TODO: Check if we can reliably distinguish NO RESPONSE from COLLISSION this way!

#### 0x05: Management - Next slot is for RX
Will be sent by the transmitter to declare the next time slot for use by receiver with id given as payload (16 byte).

#### 0x06: Management - Rendezvous
Will be sent by the transmitter to declare network name and hopping pattern:
```mermaid
packet-beta
0-1: "CMP = 0"
2-7: "PT = 0x06"
8-15: "Channel hopping pattern"
16-31: "Reserved"
32-95: "Network name (8 chars)"
```

#### 0x07: Management - Payload Channel description
Will be sent by transmitter repeatedly, once for each payload channel in use:
```mermaid
packet-beta
0-1: "CMP = 0"
2-7: "PT = 0x07"
8-12: "Channel ID"
13-15: "RSVD"
16-23: "Channel type"
24-31: "Encryption key id"
32-95: "Channel name (8 chars)"
96-127: "Type specific config payload (variable size)"
```

Defined channel types:

###### 0x00: DMX512 data
Config data:
```mermaid
packet-beta
0-15: "Universe ID"
```

###### 0x10: Opus Audio Data
Config data:
```mermaid
packet-beta
0-15: "Sample rate (Hz)"
16-23: "Channels"
24-31: "Frame size (ms)"
```

#### 0x10: Payload Channel Payload
Will be sent by transmitter whenver true payload needs to be sent
```mermaid
packet-beta
0-1: "CMP"
2-7: "PT = 0x10"
8-15: "Channel ID"
16-31: "Payload (variable size)"
```

## Channel hopping
Channel hopping is done after every fragment. The initial / rendesvouz channel will always be used by the transmitter for the rendesvouz packet. The transmitter needs to make sure that this time slot is not given to any receiver.

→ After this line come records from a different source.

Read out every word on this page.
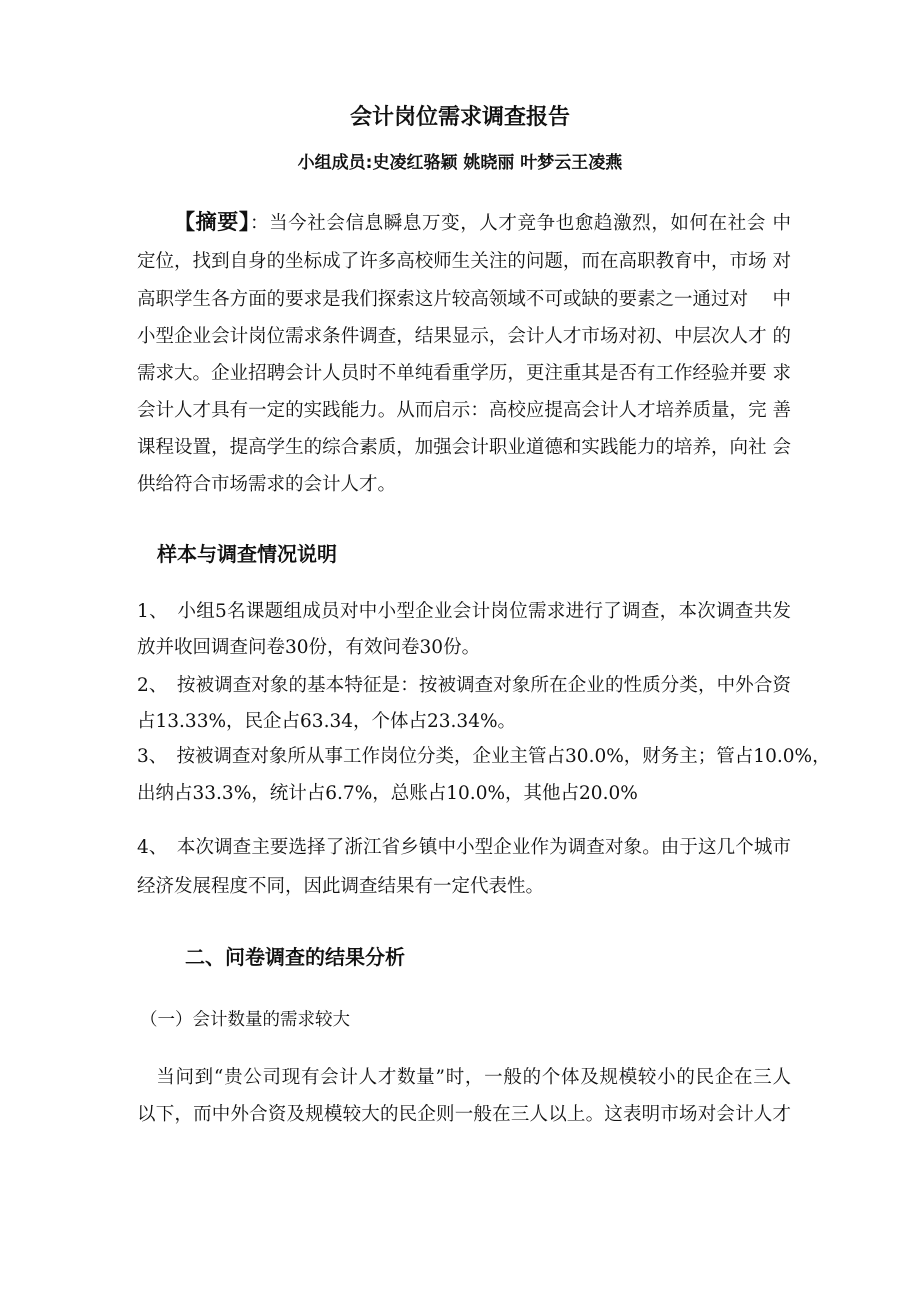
会计岗位需求调查报告
小组成员:史凌红骆颖 姚晓丽 叶梦云王凌燕
【摘要】：当今社会信息瞬息万变，人才竞争也愈趋激烈，如何在社会 中
定位，找到自身的坐标成了许多高校师生关注的问题，而在高职教育中，市场 对
高职学生各方面的要求是我们探索这片较高领域不可或缺的要素之一通过对　 中
小型企业会计岗位需求条件调查，结果显示，会计人才市场对初、中层次人才 的
需求大。企业招聘会计人员时不单纯看重学历，更注重其是否有工作经验并要 求
会计人才具有一定的实践能力。从而启示：高校应提高会计人才培养质量，完 善
课程设置，提高学生的综合素质，加强会计职业道德和实践能力的培养，向社 会
供给符合市场需求的会计人才。
样本与调查情况说明
1、　小组5名课题组成员对中小型企业会计岗位需求进行了调查，本次调查共发
放并收回调查问卷30份，有效问卷30份。
2、　按被调查对象的基本特征是：按被调查对象所在企业的性质分类，中外合资
占13.33%，民企占63.34，个体占23.34%。
3、　按被调查对象所从事工作岗位分类，企业主管占30.0%，财务主；管占10.0%，
出纳占33.3%，统计占6.7%，总账占10.0%，其他占20.0%
4、　本次调查主要选择了浙江省乡镇中小型企业作为调查对象。由于这几个城市
经济发展程度不同，因此调查结果有一定代表性。
二、问卷调查的结果分析
（一）会计数量的需求较大
　当问到“贵公司现有会计人才数量”时，一般的个体及规模较小的民企在三人
以下，而中外合资及规模较大的民企则一般在三人以上。这表明市场对会计人才
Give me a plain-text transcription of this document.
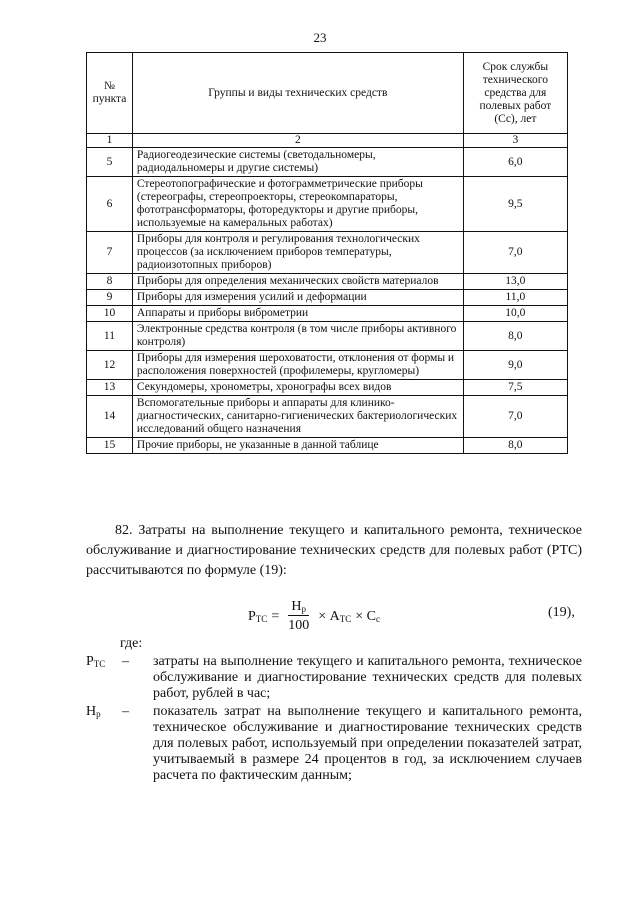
23
№ пункта	Группы и виды технических средств	Срок службы технического средства для полевых работ (Cс), лет
1	2	3
5	Радиогеодезические системы (светодальномеры, радиодальномеры и другие системы)	6,0
6	Стереотопографические и фотограмметрические приборы (стереографы, стереопроекторы, стереокомпараторы, фототрансформаторы, фоторедукторы и другие приборы, используемые на камеральных работах)	9,5
7	Приборы для контроля и регулирования технологических процессов (за исключением приборов температуры, радиоизотопных приборов)	7,0
8	Приборы для определения механических свойств материалов	13,0
9	Приборы для измерения усилий и деформации	11,0
10	Аппараты и приборы виброметрии	10,0
11	Электронные средства контроля (в том числе приборы активного контроля)	8,0
12	Приборы для измерения шероховатости, отклонения от формы и расположения поверхностей (профилемеры, кругломеры)	9,0
13	Секундомеры, хронометры, хронографы всех видов	7,5
14	Вспомогательные приборы и аппараты для клинико-диагностических, санитарно-гигиенических бактериологических исследований общего назначения	7,0
15	Прочие приборы, не указанные в данной таблице	8,0
82. Затраты на выполнение текущего и капитального ремонта, техническое обслуживание и диагностирование технических средств для полевых работ (РТС) рассчитываются по формуле (19):
$Р_{ТС} = \frac{Н_р}{100} \times А_{ТС} \times С_с$	(19),
где:
$Р_{ТС}$ – затраты на выполнение текущего и капитального ремонта, техническое обслуживание и диагностирование технических средств для полевых работ, рублей в час;
$Н_р$ – показатель затрат на выполнение текущего и капитального ремонта, техническое обслуживание и диагностирование технических средств для полевых работ, используемый при определении показателей затрат, учитываемый в размере 24 процентов в год, за исключением случаев расчета по фактическим данным;
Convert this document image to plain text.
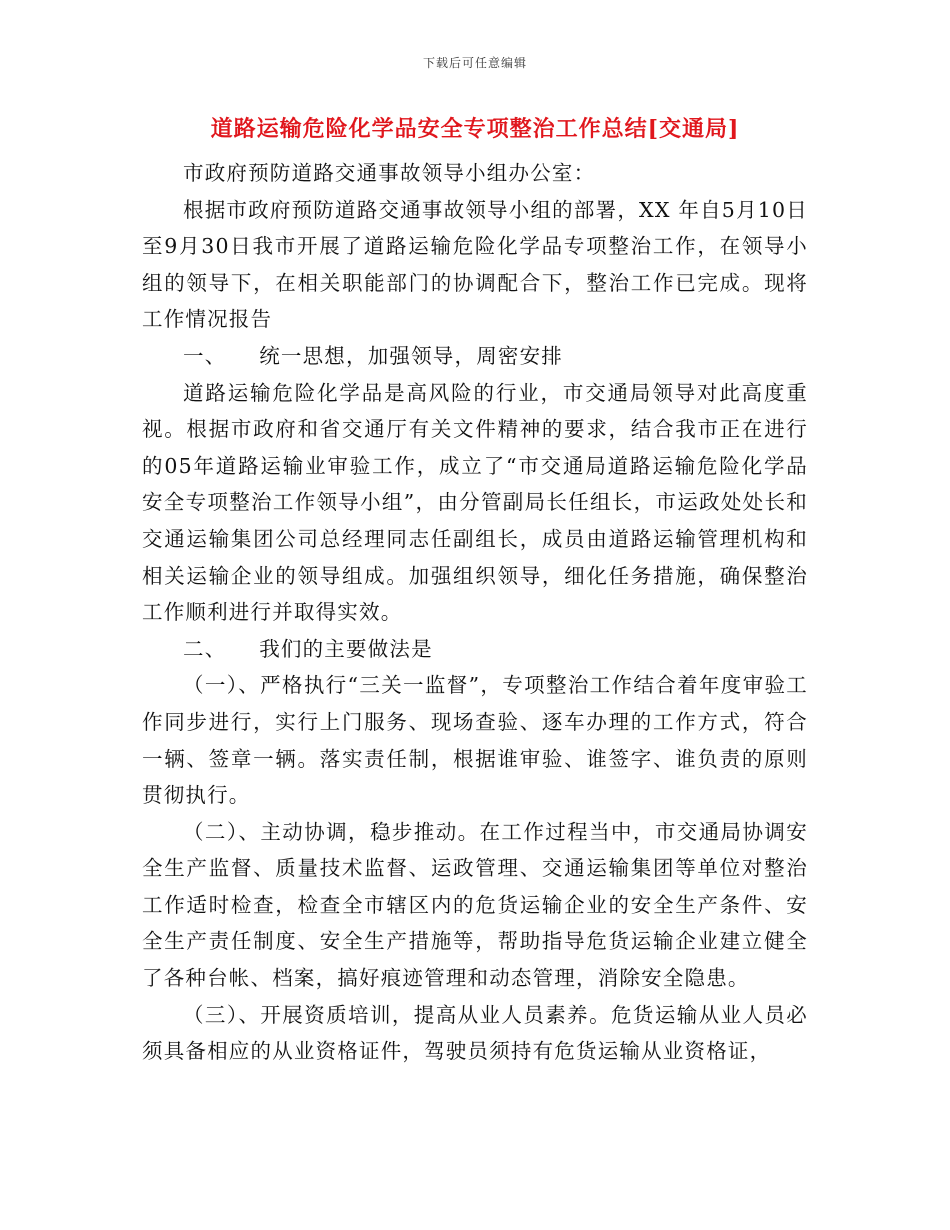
下载后可任意编辑
道路运输危险化学品安全专项整治工作总结[交通局]

市政府预防道路交通事故领导小组办公室：

根据市政府预防道路交通事故领导小组的部署，XX 年自5月10日至9月30日我市开展了道路运输危险化学品专项整治工作，在领导小组的领导下，在相关职能部门的协调配合下，整治工作已完成。现将工作情况报告

一、 统一思想，加强领导，周密安排

道路运输危险化学品是高风险的行业，市交通局领导对此高度重视。根据市政府和省交通厅有关文件精神的要求，结合我市正在进行的05年道路运输业审验工作，成立了“市交通局道路运输危险化学品安全专项整治工作领导小组”，由分管副局长任组长，市运政处处长和交通运输集团公司总经理同志任副组长，成员由道路运输管理机构和相关运输企业的领导组成。加强组织领导，细化任务措施，确保整治工作顺利进行并取得实效。

二、 我们的主要做法是

（一）、严格执行“三关一监督”，专项整治工作结合着年度审验工作同步进行，实行上门服务、现场查验、逐车办理的工作方式，符合一辆、签章一辆。落实责任制，根据谁审验、谁签字、谁负责的原则贯彻执行。

（二）、主动协调，稳步推动。在工作过程当中，市交通局协调安全生产监督、质量技术监督、运政管理、交通运输集团等单位对整治工作适时检查，检查全市辖区内的危货运输企业的安全生产条件、安全生产责任制度、安全生产措施等，帮助指导危货运输企业建立健全了各种台帐、档案，搞好痕迹管理和动态管理，消除安全隐患。

（三）、开展资质培训，提高从业人员素养。危货运输从业人员必须具备相应的从业资格证件，驾驶员须持有危货运输从业资格证，
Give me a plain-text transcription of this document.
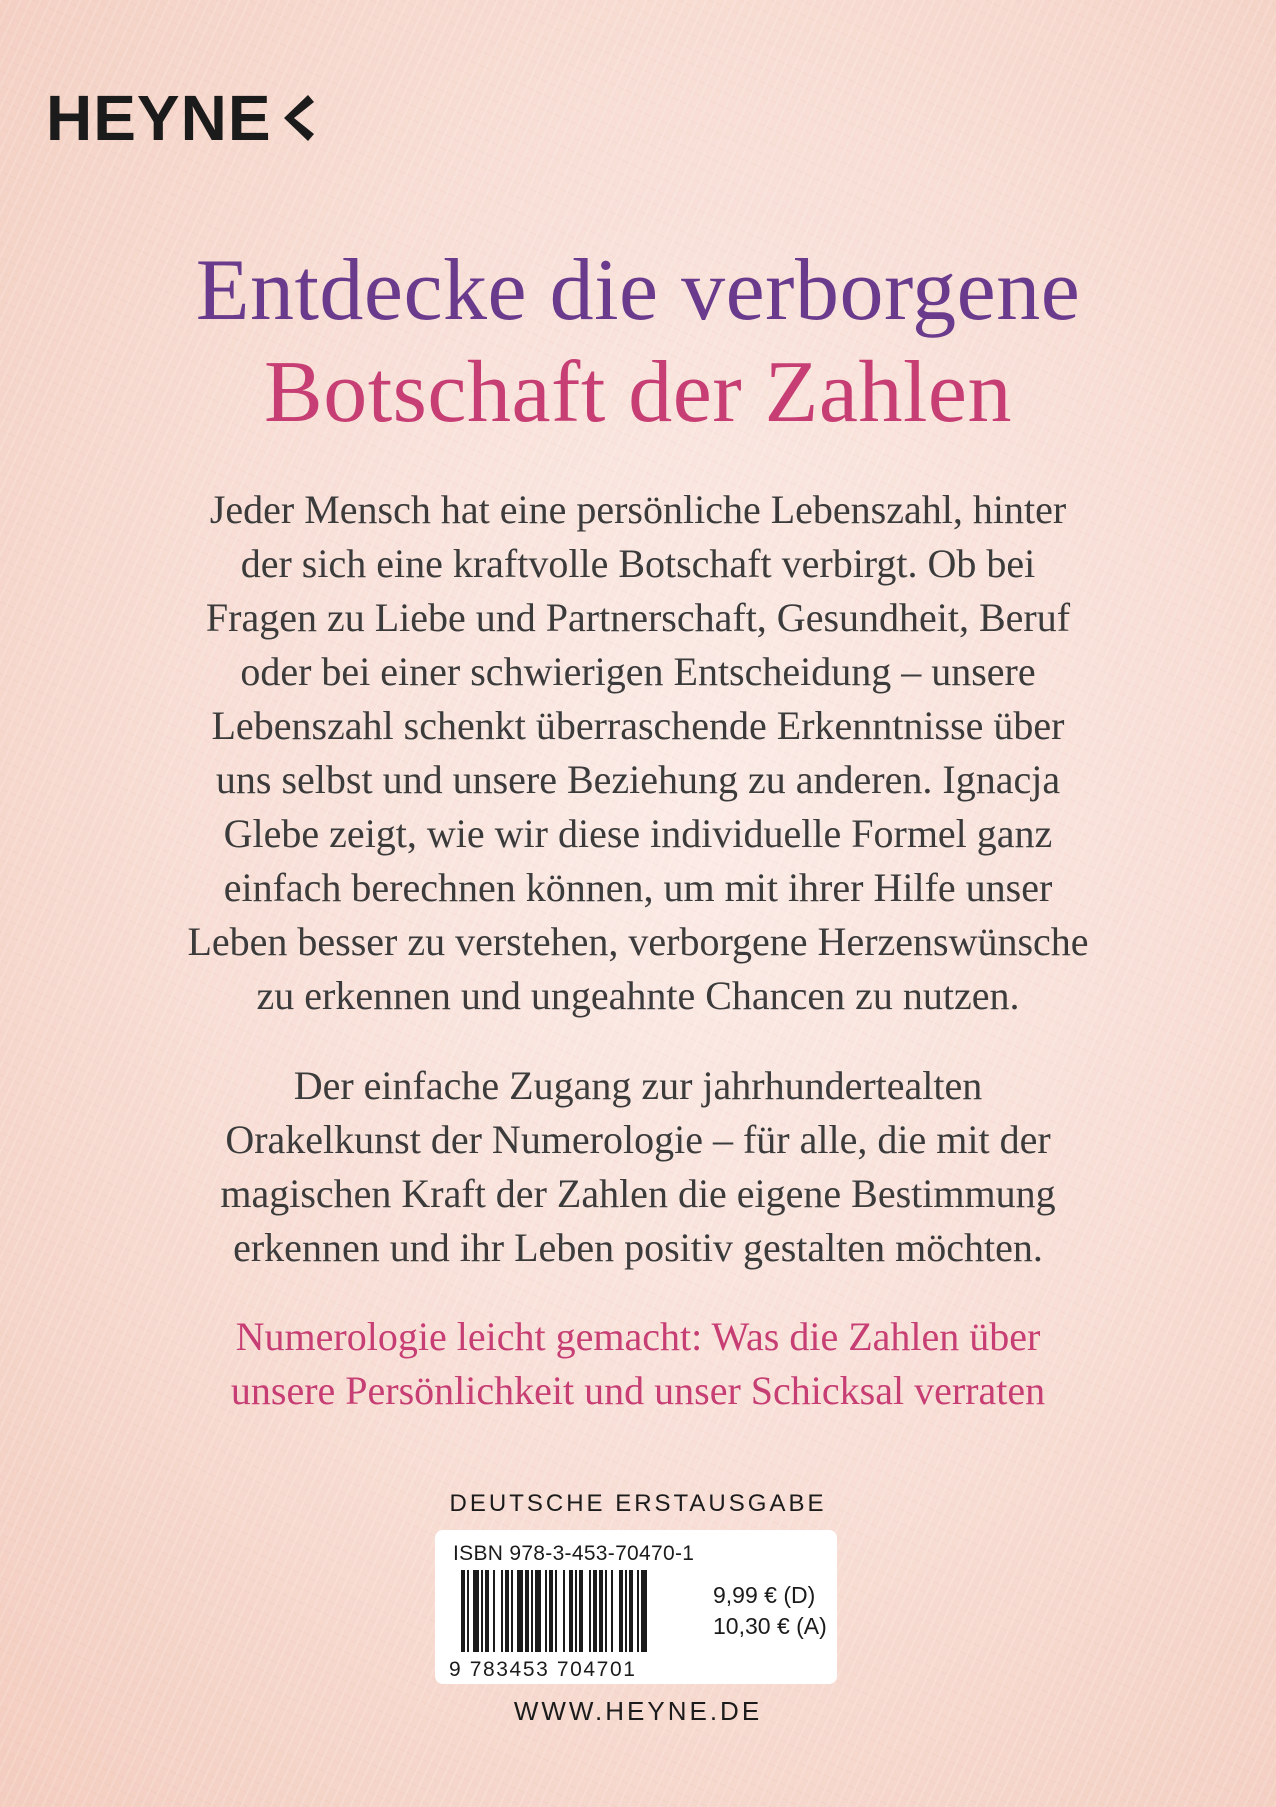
HEYNE
Entdecke die verborgene
Botschaft der Zahlen

Jeder Mensch hat eine persönliche Lebenszahl, hinter
der sich eine kraftvolle Botschaft verbirgt. Ob bei
Fragen zu Liebe und Partnerschaft, Gesundheit, Beruf
oder bei einer schwierigen Entscheidung – unsere
Lebenszahl schenkt überraschende Erkenntnisse über
uns selbst und unsere Beziehung zu anderen. Ignacja
Glebe zeigt, wie wir diese individuelle Formel ganz
einfach berechnen können, um mit ihrer Hilfe unser
Leben besser zu verstehen, verborgene Herzenswünsche
zu erkennen und ungeahnte Chancen zu nutzen.

Der einfache Zugang zur jahrhundertealten
Orakelkunst der Numerologie – für alle, die mit der
magischen Kraft der Zahlen die eigene Bestimmung
erkennen und ihr Leben positiv gestalten möchten.

Numerologie leicht gemacht: Was die Zahlen über
unsere Persönlichkeit und unser Schicksal verraten

DEUTSCHE ERSTAUSGABE
ISBN 978-3-453-70470-1
9 783453 704701
9,99 € (D)
10,30 € (A)
WWW.HEYNE.DE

The channel hopping always consists of 64 channels. In the 2.4 GHz band, there should be (at least) 100 usable channels (depending on region, it could be more). The hopping sequence is given as one byte. a value of 0 means no hopping = constant channel. Otherwise, we calculate the SHA512 hash of the single-byte input, which results in 64 one-byte values. The nth channel (1-63, since 0 = rendesvouz = fixed and known) is caclulated as: `(rendesvouz-channel) + (nth value of the SHA512 hash) MODULO 100`. Of course, one does not need to actually implement the SHA512 calculation. A look-up-table for the 254 possible values would also be fine but takes up around 16kByte of memory.